LONDON — LONDON - Bringing along the spare hound or horse, the tweed-wearing, tea-drinking, folk-singing heart of Middle England converged on the House of Commons yesterday for the longest-running shaggy fox story in British politics.
Scores of well-heeled and well-behaved demonstrators arrived to stand up for their right to ride to the hounds and keep alive the age-old blood sport of fox hunting.
"It's the country vs. the city," said Richard Thomson-Moore, 22, an agricultural student standing by his 12-year-old golden Labrador named Midas, who was asleep on a bale of hay as horn-blowing cars rumbled by.
The dog may not have taken much notice, but the city won, as the House of Commons voted overwhelmingly to bar hunting with dogs.
The Commons considered tighter controls or self-regulation of the hunt, but ultimately voted to bar the hunting of wild animals with dogs in England and Wales, with exceptions for game retrieval and rodent control.
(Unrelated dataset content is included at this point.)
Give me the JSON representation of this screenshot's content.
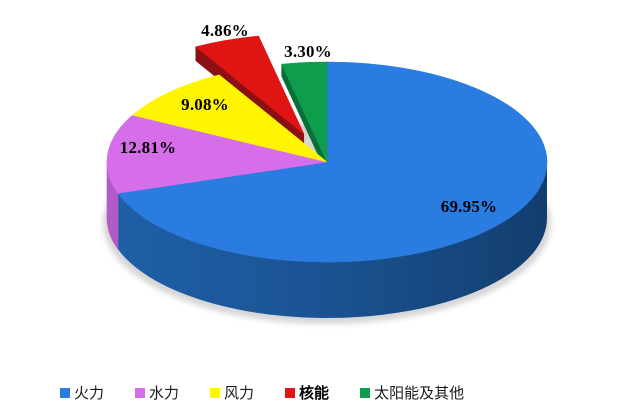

The bill was approved 387-174.
Despite the vote, which would effectively ban the sport, it is doubtful that fox hunting will be prohibited in Britain anytime soon.
The House of Lords, the upper chamber of Parliament, is expected to delay the bill's progress as upper-class peers rouse themselves to protect a pastime favored by Britain's elite. In the meantime, a general election could be called as early as May, meaning the whole issue might not be settled until a new Parliament convenes.
Like the occasional fox outrunning the hounds, the contentious issue has been rumbling around Parliament for more than three decades. It's so politically divisive that British Prime Minister Tony Blair just happened to be out of town when the latest vote was taken, off to Belfast to lead peace negotiations in Northern Ireland. Blair announced his opposition to fox hunting during the afternoon.
In Britain, fox hunting may be the ultimate wedge issue, dividing country and city, upper class and working class, Conservatives and Laborites.
Hunt supporters say that banning the sport would threaten their way of life, and that thousands of jobs are tied to the hunts that take place on crisp fall and winter days. They say that the countryside itself is under siege, with villages losing post offices, pubs, schools and police, and with housing developments poised to gobble up farmland.
"We cannot simply ban things because we don't like them," said the Conservatives' John Maples.
Hunt opponents say the sport is needlessly cruel to the foxes that are ripped apart by the hounds. They say the country way of life can continue if hunters would participate in "drag hunts," with hounds chasing after artificial prey.
"Hunting with dogs is cruel and unnecessary, and it's time the practice was stopped," said Labor's Michael Foster, a leading anti-hunt campaigner who tried to get a ban passed four years ago.
In the House of Commons, the talk was at times tough, with the usual bellowing from the benches as members hooted speaker after speaker that rose to make a case.
On the pavement, across the street from the tower of Big Ben, hunt supporters and animal rights activists stood behind metal barricades, cordoned off from each other by beefy London policemen.
The pro-hunt crowd showed off their green herringbone coats, wool caps and work boots, and wore badges that said, "Back Off Blair, Field Sports Will Never Surrender."
Standing inside a tent and serving tea, coffee and cognac, Alexandra Roche, a Yorkshire farmer, said: "I'm not here to tub-thump for hunters, but I'm tub-thumping for freedom."
Richard Grieve, a retired British army officer, raised his tenor voice, wiped away a tear, and sang a rousing hunting song.
"We need foxes," he said. "They're beautiful animals. We love them."
About two dozen animal rights activists over on the other side were dressed in parkas or raincoats and held banners emblazoned with such sentiments as "Stop Barbaric Blood Sports."
"It's the 21st century, yet here we are having to protest about this sport," said Karen Moran. "They're ripping helpless creatures apart. This shouldn't happen in the modern age."
Olive Allum, 73, a silver-haired, soft-spoken woman who once slept on the pavement and stayed outside 74 hours to protest against animal sports, braved the chill to make her case.
"They should have banned hunting a long time ago," she said.